Finetuning with the SiloGen finetuning engine¶

This is a Helm Chart for finetuning Jobs based on the SiloGen finetuning engine. The chart integrates the finetuning config as part of the values.yaml input.

See the values.yaml file for the general structure (more documentation coming soon).

Running the workload¶

Since the helm install semantics are centered around on-going installs, not jobs that run once, it's best to just run helm template and pipe the result to kubectl create.

Example command:

helm template . \
  -f overrides/llama-31-tiny-random-deepspeed-values.yaml \
  --name-template llama-31-tiny-random-deepspeed-alpha \
  | kubectl create -f -

Multiple overlays, simplified interface¶

This chart supports two ways of specifying certain inputs, one on the top level and one as part of the finetuning_config: - Training data can be provided as trainingData or finetuning_config.data_conf.training_data.datasets - The total batch size target can be provided as batchSize or finetuning_config.batchsize_conf.total_train_batch_size - The number of epochs to run for can be provided as numberOfEpochs or finetuning_config.training_args.num_train_epochs

The top level inputs provide a simpler interface to run finetuning. However, they're not enough alone to fully specify a sensible training setup. The expectation is that these top-level inputs are used in conjuction with a set of override files that specify most arguments. This is the expected way that the chart is used in conjuction with the so called Silogen developer console. An example of such use is:

helm template . \
  -f overrides/models/meta-llama_llama-3.1-8b.yaml \
  -f overrides/dev-console/default.yaml \
  --name-template llama-31-8b-argilla-alpha \
  | kubectl create -f -

Multiple overlays, general case¶

Multiple overlays can be useful for a CLI user as well. Here's an example that reproduces the output of tutorial-01-finetune-full-param.yaml:

helm template . \
  -f overrides/models/tiny-llama_tinyllama-1.1b-chat-v1.0.yaml \
  -f overrides/additional-example-files/repro-tutorial-01-user-inputs.yaml \
  --name-template tiny-llama-argilla-alpha \
  | kubectl create -f -

To check that the manifests match, we can run a diff and see that it is empty:

diff \
  <( \
    helm template . \
    -f overrides/models/tiny-llama_tinyllama-1.1b-chat-v1.0.yaml \
    -f overrides/additional-example-files/repro-tutorial-01-user-inputs.yaml \
    --name-template tiny-llama-argilla-alpha \
  ) \
  <( \
    helm template . \
    -f overrides/tutorial-01-finetune-full-param.yaml \
    --name-template tiny-llama-argilla-alpha \
  )

Tensorboard¶

Specifying runTensorboard: true and finetuning_config.trainings_args.report_to: ["tensorboard"] logs the training progress to tensorboard and serves the Tensorboard web UI from the training container. The tensorboard logs are also uploaded to the bucket storage for later use.

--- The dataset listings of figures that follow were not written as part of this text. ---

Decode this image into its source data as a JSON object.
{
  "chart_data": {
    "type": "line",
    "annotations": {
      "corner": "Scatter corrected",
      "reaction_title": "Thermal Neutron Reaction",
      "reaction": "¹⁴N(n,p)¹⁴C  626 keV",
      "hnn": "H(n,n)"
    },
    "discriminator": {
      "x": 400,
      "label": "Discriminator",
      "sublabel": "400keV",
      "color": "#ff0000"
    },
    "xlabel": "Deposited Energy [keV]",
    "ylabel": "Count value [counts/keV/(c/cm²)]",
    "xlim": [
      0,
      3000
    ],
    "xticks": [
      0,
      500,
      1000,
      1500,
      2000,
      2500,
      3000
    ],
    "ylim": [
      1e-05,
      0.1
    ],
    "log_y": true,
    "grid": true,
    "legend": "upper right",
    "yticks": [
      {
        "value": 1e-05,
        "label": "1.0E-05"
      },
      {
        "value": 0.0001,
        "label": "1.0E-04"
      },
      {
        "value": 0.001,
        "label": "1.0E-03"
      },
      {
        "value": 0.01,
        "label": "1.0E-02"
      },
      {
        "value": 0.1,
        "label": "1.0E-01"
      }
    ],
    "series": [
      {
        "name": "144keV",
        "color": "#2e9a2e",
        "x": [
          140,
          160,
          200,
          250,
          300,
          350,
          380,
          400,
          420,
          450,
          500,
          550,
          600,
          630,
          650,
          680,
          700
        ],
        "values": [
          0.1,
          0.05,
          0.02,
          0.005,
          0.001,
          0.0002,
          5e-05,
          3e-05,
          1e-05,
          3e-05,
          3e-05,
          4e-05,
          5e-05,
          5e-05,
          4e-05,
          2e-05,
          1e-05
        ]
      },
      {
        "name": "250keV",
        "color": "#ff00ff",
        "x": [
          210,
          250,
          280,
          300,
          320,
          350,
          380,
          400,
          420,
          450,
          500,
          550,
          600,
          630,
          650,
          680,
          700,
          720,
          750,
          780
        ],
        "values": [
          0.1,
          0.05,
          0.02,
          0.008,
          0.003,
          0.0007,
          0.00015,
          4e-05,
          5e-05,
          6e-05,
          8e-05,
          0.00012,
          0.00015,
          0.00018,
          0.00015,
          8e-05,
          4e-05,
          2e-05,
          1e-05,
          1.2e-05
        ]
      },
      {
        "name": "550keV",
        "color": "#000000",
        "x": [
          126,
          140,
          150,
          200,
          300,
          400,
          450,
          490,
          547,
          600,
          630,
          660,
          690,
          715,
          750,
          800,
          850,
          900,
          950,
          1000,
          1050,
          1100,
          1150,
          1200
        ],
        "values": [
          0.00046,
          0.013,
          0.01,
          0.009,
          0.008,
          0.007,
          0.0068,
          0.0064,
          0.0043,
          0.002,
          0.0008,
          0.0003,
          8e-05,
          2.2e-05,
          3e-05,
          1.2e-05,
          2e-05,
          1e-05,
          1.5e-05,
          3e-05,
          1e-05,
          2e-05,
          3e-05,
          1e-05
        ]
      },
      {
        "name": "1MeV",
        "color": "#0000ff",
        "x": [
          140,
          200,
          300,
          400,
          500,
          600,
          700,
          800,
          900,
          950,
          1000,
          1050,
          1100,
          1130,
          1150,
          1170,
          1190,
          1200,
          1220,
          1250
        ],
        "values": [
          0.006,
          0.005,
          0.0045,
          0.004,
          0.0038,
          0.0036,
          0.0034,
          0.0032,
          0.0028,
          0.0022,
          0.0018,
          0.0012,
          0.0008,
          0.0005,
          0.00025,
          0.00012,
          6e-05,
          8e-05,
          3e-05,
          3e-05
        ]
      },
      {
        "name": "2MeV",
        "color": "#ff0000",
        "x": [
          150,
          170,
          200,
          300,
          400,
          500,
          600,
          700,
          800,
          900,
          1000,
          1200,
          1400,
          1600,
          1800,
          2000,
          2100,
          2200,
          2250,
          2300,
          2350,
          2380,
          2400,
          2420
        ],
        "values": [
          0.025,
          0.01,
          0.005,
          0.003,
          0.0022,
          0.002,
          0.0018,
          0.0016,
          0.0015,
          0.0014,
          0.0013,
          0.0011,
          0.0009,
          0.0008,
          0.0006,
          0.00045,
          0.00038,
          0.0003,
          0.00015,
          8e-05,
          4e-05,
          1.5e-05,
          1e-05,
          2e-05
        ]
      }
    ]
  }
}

To connect to the Tensorboard web UI on the container, start a port-forward:

kubectl port-forward --namespace YOUR_NAMESPACE pods/YOUR_POD_NAME 6006:6006

Then browse to localhost:6006.

Note that the logging frequency is set by the HuggingFace Transformers logging options.

Best-known-configuration model overrides¶

The directory overrides/models hosts finetuning recipes for various models. The files are named according to model canonical names, which is the huggingface pattern of organization/model-name just changed into organization_model-name. These configurations have been shown to work well in experiments, but that does not guarantee that these exact parameters are always optimal. The best parameters still depend on the data, too.